Combined simulation of molecular dynamics and computational fluid dynamics to predict the properties of a nanofluid flowing inside a micro-heatsink by modeling a radiator with holes on its fins

Abstract

The non-equilibrium molecular dynamics (NEMD) simulation technique is used to study the effective characteristics of nanofluids (NFs) to enhance heat transfer (such as thermal conductivity), viscosity, and density, and the findings are evaluated and compared with theoretical research. Then, the output data of the molecular dynamics (MD) simulations are used as the input for the computational fluid dynamics simulation to investigate the effects of different percentages of the NF components on the heat transfer coefficient. The NF flow inside a heatsink radiator (HSR) designed by modeling a car radiator is examined. Comparing the results obtained from the MD method with previous experimental data shows that the MD simulations are highly accurate at predicting the NF properties.
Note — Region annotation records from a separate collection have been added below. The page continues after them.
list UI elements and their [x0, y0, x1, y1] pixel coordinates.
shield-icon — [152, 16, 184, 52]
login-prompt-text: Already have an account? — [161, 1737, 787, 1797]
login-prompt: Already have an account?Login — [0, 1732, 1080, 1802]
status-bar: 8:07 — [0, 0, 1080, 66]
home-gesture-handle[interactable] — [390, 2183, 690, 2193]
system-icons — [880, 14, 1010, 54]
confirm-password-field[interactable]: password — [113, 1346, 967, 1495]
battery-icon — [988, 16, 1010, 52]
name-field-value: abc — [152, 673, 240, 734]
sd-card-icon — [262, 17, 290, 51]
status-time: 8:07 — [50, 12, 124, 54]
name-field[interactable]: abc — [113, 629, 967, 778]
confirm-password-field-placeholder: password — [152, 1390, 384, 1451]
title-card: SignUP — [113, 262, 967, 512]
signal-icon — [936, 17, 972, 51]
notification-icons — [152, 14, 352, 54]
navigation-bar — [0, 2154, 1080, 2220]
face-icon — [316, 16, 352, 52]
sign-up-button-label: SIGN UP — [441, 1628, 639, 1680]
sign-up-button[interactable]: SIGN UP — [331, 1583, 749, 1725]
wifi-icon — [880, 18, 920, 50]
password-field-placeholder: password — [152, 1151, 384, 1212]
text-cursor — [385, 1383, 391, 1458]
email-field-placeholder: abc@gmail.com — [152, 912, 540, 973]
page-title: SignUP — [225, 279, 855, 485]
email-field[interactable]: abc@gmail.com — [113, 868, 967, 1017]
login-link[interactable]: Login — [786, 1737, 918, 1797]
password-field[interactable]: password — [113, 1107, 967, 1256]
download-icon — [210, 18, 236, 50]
It should be noted that the NEMD simulation method could be used as an effective and accurate method in the study of NFs. The code used to model the conduction heat transfer is a new and improved type of NEMD simulation that significantly reduces the error rate in the simulations. Another advantage of this code is the significantly reduced simulation time compared to similar methods because MD simulations are highly time-consuming. NF is used in a heatsink similar to a radiator with a number of microchannels. According to the findings from the HSR numerical simulations, adding nanoparticles (NPs) to the base fluid improves the thermal conductivity of the NFs and increases the density and viscosity of the base fluid. Using an HSR with smaller perforated fins results in better HSR temperature uniformity.